Purpose: Fentanyl was reported to inhibit the alpha(1)-adrenoceptor agonist-induced contraction. The goal of this in vitro study was to identify the alpha(1)-adrenoceptor subtype primarily involved in the fentanyl-induced attenuation of phenylephrine-induced contraction in isolated endothelium-denuded rat aorta.
Materials and methods: Aortic rings were suspended in order to record isometric tension. Concentration-response curves for phenylephrine (10(-9) to 10(-5) M) were generated in the presence or absence of one of the following drugs: fentanyl (3 x 10(-7), 10(-6), 3 x10(-6) M), 5-methylurapidil (3 x10(-8), 10(-7), 3 x 10(-7) M), chloroethylclonidine (10(-5) M) and BMY 7378 (3 x 10(-9), 10(-8), 3 x 10(-8) M). Phenylephrine concentration-response curves were generated in the presence or absence of fentanyl in rings pretreated with either 3 x10(-9) M prazosin, 10(-9) M 5-methylurapidil or 3 x 10(-9) M BMY 7378.

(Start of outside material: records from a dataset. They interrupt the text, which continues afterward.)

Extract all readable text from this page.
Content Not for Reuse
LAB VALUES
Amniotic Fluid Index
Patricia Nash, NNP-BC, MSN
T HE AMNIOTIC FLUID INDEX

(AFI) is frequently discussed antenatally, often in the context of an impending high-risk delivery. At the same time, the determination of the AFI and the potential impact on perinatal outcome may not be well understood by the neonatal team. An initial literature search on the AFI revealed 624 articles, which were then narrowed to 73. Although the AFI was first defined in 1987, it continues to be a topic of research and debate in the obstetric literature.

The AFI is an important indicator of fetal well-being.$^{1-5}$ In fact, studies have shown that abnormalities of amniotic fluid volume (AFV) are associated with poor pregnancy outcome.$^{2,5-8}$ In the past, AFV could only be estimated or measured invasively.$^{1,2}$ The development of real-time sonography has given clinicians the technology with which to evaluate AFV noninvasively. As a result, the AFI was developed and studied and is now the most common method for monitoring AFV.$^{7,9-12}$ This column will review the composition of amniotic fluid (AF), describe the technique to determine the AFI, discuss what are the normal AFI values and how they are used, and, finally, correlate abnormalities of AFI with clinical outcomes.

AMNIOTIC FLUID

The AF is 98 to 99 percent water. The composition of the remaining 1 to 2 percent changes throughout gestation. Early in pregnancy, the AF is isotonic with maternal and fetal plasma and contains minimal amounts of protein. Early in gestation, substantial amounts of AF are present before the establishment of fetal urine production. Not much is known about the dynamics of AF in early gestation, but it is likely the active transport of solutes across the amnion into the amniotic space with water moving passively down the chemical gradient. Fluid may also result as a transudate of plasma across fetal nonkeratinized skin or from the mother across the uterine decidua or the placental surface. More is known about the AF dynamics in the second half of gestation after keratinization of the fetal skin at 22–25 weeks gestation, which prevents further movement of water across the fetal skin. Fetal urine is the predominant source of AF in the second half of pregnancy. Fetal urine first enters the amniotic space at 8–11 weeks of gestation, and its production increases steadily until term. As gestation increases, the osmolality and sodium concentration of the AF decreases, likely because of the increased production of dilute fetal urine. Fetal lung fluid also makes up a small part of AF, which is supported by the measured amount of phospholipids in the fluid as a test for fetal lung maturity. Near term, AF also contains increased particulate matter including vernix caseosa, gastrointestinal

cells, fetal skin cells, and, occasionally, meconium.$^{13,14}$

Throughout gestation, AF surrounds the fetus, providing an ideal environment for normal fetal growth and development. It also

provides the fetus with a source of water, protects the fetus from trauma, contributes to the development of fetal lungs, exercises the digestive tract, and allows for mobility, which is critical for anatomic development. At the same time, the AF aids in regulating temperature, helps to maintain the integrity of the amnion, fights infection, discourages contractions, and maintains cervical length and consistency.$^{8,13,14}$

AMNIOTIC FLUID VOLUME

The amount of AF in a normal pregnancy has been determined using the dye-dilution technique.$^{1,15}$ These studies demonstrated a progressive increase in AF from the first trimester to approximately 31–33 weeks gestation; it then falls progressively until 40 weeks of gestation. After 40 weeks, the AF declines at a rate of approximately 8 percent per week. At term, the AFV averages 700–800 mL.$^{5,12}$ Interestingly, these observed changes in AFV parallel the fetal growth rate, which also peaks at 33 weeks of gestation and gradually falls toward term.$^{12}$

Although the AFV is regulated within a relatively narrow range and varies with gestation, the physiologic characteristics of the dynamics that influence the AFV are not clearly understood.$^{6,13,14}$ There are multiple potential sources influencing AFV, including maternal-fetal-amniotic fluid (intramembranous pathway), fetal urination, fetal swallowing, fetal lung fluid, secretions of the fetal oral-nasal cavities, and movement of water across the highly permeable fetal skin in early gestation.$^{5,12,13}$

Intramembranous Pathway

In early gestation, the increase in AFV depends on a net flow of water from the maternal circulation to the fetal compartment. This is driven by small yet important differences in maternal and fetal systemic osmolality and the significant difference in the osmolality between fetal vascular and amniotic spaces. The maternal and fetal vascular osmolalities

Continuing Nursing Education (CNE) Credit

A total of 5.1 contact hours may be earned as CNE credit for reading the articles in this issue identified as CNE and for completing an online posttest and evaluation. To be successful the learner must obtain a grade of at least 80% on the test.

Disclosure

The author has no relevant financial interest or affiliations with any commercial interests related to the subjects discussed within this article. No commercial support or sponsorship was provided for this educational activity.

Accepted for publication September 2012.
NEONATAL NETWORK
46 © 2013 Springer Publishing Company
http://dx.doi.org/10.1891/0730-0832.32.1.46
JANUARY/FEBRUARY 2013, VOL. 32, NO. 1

Results: Fentanyl (10(-6), 3 x 10(-6) M) attenuated phenylephrine-induced contraction in the rat aorta. 5-Methylurapidil and BMY 7378 produced a parallel rightward shift in the phenylephrine concentration-response curve. The pA(2) values for 5-methylurapidil and BMY 7378 were estimated to be 7.71 +/- 0.15 and 8.99 +/- 0.24, respectively. Fentanyl (10(-6) M) attenuated phenylephrine-induced contraction in rings pretreated with 10(-9) M 5-methylurapidil, but did not alter the rings when pretreated with 3 x 10(-9) M BMY 7378. Pretreatment of the rings with chloroethylclonidine showed a 72.9 +/- 2.3% reduction in phenylephrine-induced maximal contraction.
Conclusion: The results suggest that fentanyl attenuates phenylephrine-induced contraction by inhibiting the pathway involved in the alpha(1D)-adrenoceptor-mediated contraction of the rat aorta.
Keywords: 5-methylurapidil; BMY 7378; Fentanyl; phenylephrine; prazosin; rat aorta.